Jeudi._ Les consultations se poursuivent à l’Elysée. Ce jeudi, sont reçus notamment David Lisnard et Carole Delga. L’un est maire de Cannes, porte le flambeau d’une droite résolument libérale. L’autre est présidente de notre chère Occitanie, et se revendique socialiste modérée, ou résolument socio-démocrate si l’on préfère. Le premier est par ailleurs président de la puissante Association des maires de France, la seconde dirige l’association Régions de France. C’est en ces qualités qu’ils sont invités par le chef de l’État, mais tout aussitôt, et les intéressés semblent apprécier cette perspective, les observateurs les rangent dans la catégorie des potentiels premiers ministres… D’ailleurs, on en connaît quelques- uns, et quelques-unes, dans le Quercy, qui doivent allumer des cierges, et pas seulement à Rocamadour, pour que Madame Delga soit l’heureuse élue.

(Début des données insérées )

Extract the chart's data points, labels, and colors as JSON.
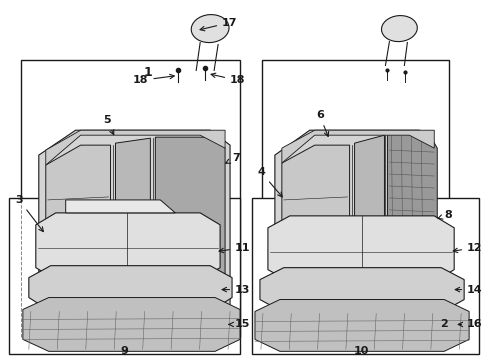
{
  "bg_color": "#ffffff",
  "line_color": "#1a1a1a",
  "figsize": [
    4.89,
    3.6
  ],
  "dpi": 100
}
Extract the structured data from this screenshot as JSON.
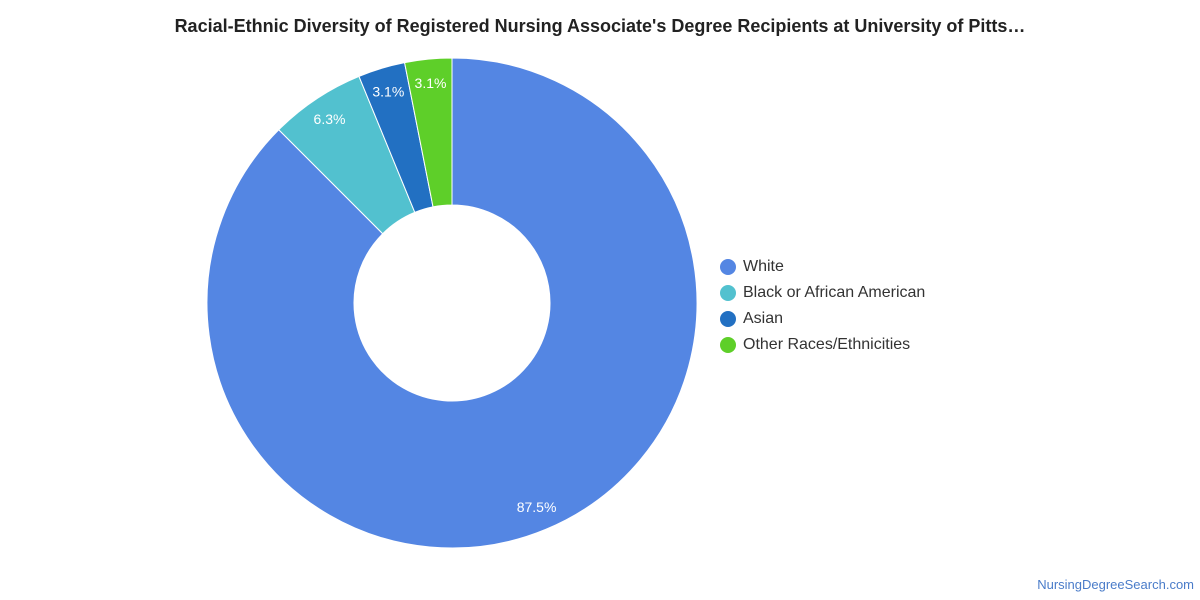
{
  "chart_data": {
    "type": "pie",
    "variant": "donut",
    "title": "Racial-Ethnic Diversity of Registered Nursing Associate's Degree Recipients at University of Pitts…",
    "legend_position": "right",
    "slices": [
      {
        "name": "White",
        "value": 87.5,
        "label": "87.5%",
        "color": "#5486e3"
      },
      {
        "name": "Black or African American",
        "value": 6.3,
        "label": "6.3%",
        "color": "#52c1cf"
      },
      {
        "name": "Asian",
        "value": 3.1,
        "label": "3.1%",
        "color": "#2270c2"
      },
      {
        "name": "Other Races/Ethnicities",
        "value": 3.1,
        "label": "3.1%",
        "color": "#5ecf29"
      }
    ]
  },
  "watermark": "NursingDegreeSearch.com"
}
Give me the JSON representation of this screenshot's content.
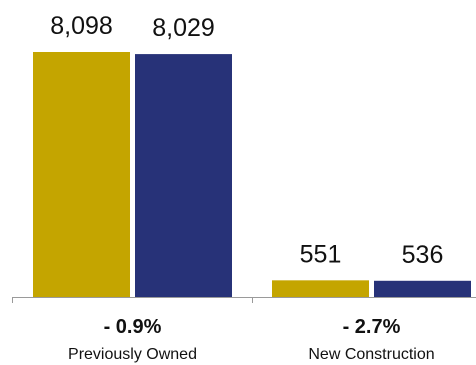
{
  "chart_data": {
    "type": "bar",
    "categories": [
      "Previously Owned",
      "New Construction"
    ],
    "series": [
      {
        "values": [
          8098,
          551
        ],
        "labels": [
          "8,098",
          "551"
        ]
      },
      {
        "values": [
          8029,
          536
        ],
        "labels": [
          "8,029",
          "536"
        ]
      }
    ],
    "change_labels": [
      "- 0.9%",
      "- 2.7%"
    ],
    "ylim": [
      0,
      8098
    ],
    "colors": [
      "#C4A500",
      "#273278"
    ],
    "axis_color": "#9a9a9a",
    "grid": false,
    "legend": "none"
  }
}
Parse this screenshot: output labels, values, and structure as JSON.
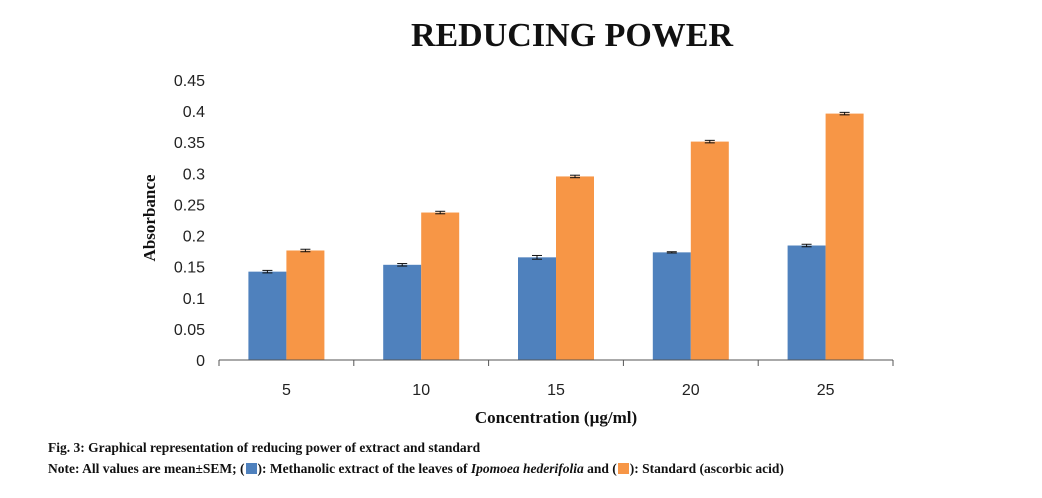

Ou au contraire, pour que ce ne soit pas elle… A l’heure où avec ma protégée (qu’agace le laborieux ballet de mes doigts sur le clavier) nous écrivons cette chronique, Emmanuel Macron n’a toujours pas annoncé sa décision. C’est toujours un gouvernement composé de ministres démissionnaires qui administre notre pays. Mais il nous faut l’avouer : nous ne sommes, ni elle ni moi, candidats. Matignon, c’est pas pour nous. L’Elysée non plus d’ailleurs. Nous sommes trop attachés à notre point de vue matinal, quand depuis le bolet, ou depuis la fenêtre de la salle à manger, s’offre à nos yeux le spectacle sans pareil de la brume qui se lève sur la vallée et les parcelles de vignes, et que dans les ruelles encore sombres du haut du vieux village, quelques chats débutent leur ronde… ou concluent leur nuit de maraude.

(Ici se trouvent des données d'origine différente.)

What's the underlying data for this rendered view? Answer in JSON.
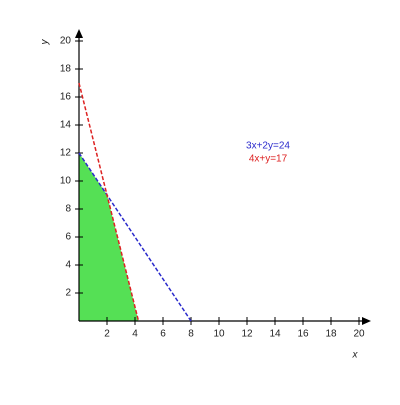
{
  "chart_data": {
    "type": "line",
    "xlabel": "x",
    "ylabel": "y",
    "xlim": [
      0,
      20
    ],
    "ylim": [
      0,
      20
    ],
    "xticks": [
      2,
      4,
      6,
      8,
      10,
      12,
      14,
      16,
      18,
      20
    ],
    "yticks": [
      2,
      4,
      6,
      8,
      10,
      12,
      14,
      16,
      18,
      20
    ],
    "region": {
      "color": "#55e055",
      "x": [
        0,
        0,
        2,
        4.25
      ],
      "y": [
        0,
        12,
        9,
        0
      ]
    },
    "series": [
      {
        "name": "3x+2y=24",
        "color": "#2b2bcc",
        "x": [
          0,
          8
        ],
        "values": [
          12,
          0
        ]
      },
      {
        "name": "4x+y=17",
        "color": "#dd2222",
        "x": [
          0,
          4.25
        ],
        "values": [
          17,
          0
        ]
      }
    ]
  }
}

Vendredi._ En bon fils d’enseignant, je souhaite une bonne rentrée à tous les profs (et personnels de l’Education nationale). En bon citoyen, je souhaite aussi la bienvenue à Sophie Sarraute, nouvelle directrice des services de l’Education nationale dans le Lot. Elle arrive de Paris où depuis mai, elle était conseillère Éducation et Jeunesse auprès du Cabinet du Premier ministre Gabriel Attal. Nous n’ironiserons pas sur le timing. Ben oui, il n’est pas anormal de retrouver un poste à la hauteur de son expérience quand on était au service d’un Premier ministre sur le départ. Nous ignorons en revanche si la nouvelle DASEN a quelque lien de parenté avec l’immense romancière Nathalie Sarraute, qui entra dans la Pléiade de son vivant. Pour reprendre un titre de cette pionnière du Nouveau Roman, nous lui souhaitons de cueillir dans le Quercy des « Fruits d’or ». Et que les élèves lotois possèdent pleinement, grâce à elle, au sens propre et au sens figuré, « L’Usage de la parole ».